Jacob: I think you mentioned that Operator is impressive now but sometimes not perfect. So, when do you think we can have reliable smart proxy? David: I think Operator is amazing, but the last piece of puzzle is missing in the entire field at present. Jacob: I think, considering the history of autonomous driving, maybe as early as 1995, they had a demonstration of autonomous driving, and vehicles could span the country and complete 99% of their journeys.  

David: Yes.  

Jacob: Do we need to wait for another 30 years? David: I don't think so, because I think we actually have the right tools.  

Jacob: You mentioned before that AGI (General Artificial Intelligence) is actually not far away.

David: The main milestone I'm looking for in the Agents field is that I can give this agent any task during training and come back in a few days and it's already 100% done. Yes, just like humans bring us a 5% increase in reliability, but this agent has learned how to solve this problem.  

Jacob: As you mentioned before, when you founded Adept, there was no truly open source model, let alone the multimodal open source model. Do you think if someone started a company like Adept today, can a startup succeed here? Or will it be the underlying model companies and hyperscale cloud service providers that ultimately drive the ball forward?  

David: I have great uncertainty about this issue. But my current point of view is that I personally think that AGI is not far away.  

Jacob: When you mention AGI, how did you define it?  

David: A model that can accomplish any useful tasks humans do on a computer, which is part of the definition. Another definition I like is that it is a model that can learn to do these things as quickly as humans. I don't think these are too far away, but I don't think they will spread quickly into society either. As we know, according to Amdahl's Law, once you really speed up something, other things become bottlenecks, and the overall acceleration you get is not as big as you think. So, I think what will happen is that we will have this technology, but the ability of human beings to really use these technologies efficiently will last for quite a long time. Many of my colleagues call it "capability overhang", a huge overhang.  

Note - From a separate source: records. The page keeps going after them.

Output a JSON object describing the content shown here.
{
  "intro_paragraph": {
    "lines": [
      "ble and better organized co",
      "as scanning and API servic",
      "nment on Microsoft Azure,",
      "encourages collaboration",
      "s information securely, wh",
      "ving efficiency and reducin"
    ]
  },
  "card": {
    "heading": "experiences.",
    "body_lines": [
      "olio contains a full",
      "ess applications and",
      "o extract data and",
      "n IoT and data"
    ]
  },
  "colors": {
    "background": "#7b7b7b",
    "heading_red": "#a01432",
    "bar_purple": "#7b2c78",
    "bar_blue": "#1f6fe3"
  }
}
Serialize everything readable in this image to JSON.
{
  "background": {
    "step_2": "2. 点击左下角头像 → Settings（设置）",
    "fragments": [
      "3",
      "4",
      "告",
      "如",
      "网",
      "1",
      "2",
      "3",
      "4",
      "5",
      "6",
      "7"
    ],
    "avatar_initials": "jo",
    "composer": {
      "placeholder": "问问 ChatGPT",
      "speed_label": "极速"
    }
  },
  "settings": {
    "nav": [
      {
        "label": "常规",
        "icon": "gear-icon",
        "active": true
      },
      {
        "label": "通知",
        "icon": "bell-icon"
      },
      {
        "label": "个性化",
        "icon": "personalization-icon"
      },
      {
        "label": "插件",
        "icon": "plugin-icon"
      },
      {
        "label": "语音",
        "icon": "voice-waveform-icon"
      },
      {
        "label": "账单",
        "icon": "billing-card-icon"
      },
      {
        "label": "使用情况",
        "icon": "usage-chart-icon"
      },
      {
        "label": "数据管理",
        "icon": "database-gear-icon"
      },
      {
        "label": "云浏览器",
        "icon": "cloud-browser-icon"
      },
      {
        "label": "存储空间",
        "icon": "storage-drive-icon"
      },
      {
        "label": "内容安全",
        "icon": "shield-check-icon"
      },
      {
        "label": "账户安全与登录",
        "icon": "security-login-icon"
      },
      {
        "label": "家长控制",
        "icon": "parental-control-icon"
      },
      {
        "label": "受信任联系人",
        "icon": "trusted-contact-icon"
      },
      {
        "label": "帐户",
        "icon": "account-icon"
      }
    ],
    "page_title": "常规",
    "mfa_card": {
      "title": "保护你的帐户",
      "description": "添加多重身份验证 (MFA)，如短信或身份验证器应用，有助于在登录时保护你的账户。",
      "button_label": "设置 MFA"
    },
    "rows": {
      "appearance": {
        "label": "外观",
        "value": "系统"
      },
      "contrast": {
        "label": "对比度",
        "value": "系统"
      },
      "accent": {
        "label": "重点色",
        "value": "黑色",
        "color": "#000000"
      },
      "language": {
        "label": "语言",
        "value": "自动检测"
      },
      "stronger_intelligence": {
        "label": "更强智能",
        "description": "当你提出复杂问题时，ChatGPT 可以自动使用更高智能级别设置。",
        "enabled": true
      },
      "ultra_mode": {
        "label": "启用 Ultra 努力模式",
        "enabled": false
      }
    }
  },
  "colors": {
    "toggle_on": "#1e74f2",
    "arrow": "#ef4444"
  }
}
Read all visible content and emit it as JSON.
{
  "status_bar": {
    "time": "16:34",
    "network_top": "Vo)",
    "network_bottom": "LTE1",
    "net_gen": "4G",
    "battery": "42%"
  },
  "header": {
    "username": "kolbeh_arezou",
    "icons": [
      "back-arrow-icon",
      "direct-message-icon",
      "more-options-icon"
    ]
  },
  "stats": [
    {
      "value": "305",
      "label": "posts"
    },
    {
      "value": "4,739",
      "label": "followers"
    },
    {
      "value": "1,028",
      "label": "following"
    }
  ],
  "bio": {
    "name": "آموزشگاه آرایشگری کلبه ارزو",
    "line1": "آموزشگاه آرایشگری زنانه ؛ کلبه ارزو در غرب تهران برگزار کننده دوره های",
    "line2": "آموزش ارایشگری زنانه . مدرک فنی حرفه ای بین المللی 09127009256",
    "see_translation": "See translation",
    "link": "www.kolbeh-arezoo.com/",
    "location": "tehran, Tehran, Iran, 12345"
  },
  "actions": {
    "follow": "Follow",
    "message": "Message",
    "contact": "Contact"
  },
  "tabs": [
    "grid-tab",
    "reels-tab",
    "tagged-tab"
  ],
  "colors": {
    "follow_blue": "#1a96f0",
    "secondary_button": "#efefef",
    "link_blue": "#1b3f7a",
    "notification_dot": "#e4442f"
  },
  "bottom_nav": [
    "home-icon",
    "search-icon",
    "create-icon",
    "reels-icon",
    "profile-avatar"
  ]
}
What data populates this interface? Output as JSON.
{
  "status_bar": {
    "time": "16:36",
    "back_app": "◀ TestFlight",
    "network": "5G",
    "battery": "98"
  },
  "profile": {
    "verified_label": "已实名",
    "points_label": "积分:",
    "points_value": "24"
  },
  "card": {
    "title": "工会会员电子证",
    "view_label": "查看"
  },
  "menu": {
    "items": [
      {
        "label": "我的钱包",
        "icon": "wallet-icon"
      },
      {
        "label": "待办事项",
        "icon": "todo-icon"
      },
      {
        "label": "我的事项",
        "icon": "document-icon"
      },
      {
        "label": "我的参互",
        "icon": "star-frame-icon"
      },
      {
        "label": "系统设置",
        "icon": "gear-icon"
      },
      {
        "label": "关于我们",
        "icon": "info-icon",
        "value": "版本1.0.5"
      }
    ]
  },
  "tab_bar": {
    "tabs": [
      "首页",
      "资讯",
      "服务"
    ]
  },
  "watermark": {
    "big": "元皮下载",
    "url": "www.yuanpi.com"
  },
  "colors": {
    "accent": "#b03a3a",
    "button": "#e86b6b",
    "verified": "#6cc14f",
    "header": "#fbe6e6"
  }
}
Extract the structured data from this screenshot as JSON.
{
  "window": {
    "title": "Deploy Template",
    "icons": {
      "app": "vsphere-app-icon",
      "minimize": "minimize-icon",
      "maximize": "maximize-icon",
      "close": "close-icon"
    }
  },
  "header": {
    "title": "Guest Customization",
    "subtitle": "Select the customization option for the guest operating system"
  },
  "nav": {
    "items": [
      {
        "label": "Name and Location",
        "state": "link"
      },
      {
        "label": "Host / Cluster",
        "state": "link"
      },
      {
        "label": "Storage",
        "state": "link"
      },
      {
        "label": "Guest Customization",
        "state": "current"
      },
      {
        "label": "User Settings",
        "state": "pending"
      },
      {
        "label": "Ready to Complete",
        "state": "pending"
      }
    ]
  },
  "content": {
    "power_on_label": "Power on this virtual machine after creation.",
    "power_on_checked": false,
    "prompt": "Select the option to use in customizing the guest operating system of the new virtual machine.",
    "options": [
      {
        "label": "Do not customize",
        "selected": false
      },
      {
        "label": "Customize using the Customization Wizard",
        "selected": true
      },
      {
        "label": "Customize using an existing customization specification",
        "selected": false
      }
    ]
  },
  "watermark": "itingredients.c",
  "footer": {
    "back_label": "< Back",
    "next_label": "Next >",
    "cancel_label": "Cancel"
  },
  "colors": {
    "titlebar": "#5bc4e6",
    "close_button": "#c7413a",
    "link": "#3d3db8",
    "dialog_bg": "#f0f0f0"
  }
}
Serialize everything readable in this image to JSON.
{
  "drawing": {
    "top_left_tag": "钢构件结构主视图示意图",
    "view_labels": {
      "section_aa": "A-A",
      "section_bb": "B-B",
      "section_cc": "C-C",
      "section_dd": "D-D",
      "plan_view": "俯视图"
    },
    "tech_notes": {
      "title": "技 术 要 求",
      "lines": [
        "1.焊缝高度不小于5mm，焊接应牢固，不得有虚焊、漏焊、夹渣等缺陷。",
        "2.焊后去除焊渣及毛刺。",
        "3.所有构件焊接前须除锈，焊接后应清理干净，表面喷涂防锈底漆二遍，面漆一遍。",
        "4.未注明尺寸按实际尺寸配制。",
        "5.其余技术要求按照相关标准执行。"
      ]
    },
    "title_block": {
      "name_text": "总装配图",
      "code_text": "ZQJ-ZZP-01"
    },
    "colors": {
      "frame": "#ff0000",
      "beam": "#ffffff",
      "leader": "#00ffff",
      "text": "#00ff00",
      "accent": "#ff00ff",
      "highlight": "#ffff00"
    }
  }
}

Jacob: Have you ever had any initial thoughts on possible acceleration factors once we have these abilities?  

David: I think it depends on people. It's about how to co-design interactions with models and how to use them. This will be a matter of social acceptance. For example, imagine you have a model that comes out tomorrow and it says, "I invented a completely new way of doing things, and everyone should use it." Humans need to make peace with it and decide if it is really a Better solution, this is not as fast as we thought.

Jacob: As you said, even if the lab is the first place to develop these models, there may be an opportunity for startups to truly bridge these model capabilities and what end users actually want to interact with The gap between.  

David: I'm basically sure that's what will happen. Because at the end of the day, I still firmly believe that in a world with AGI, the relationship between people is really important. Ultimately, understanding and owning customers and getting closer to them to understand their needs will be more important than merely controlling this tool owned by many other labs.  

Jacob: How do you think humans will use computers in the next decade? All of these models meet your definition of AGI. Will I still sit in front of the computer? What is your vision for the future of how humans interact with these technologies?  

David: I think we will get a new toolbox for interacting with the computer. Today, there are still people using the command line, right? Just like people still use graphical user interfaces (GUIs). In the future, people will still use voice interfaces. But I think people will also use more ambient computing. And, I think one indicator we should focus on is the leverage obtained by humans per unit of energy when interacting with computers. I think that with the development of these systems, thisThe target will continue to grow.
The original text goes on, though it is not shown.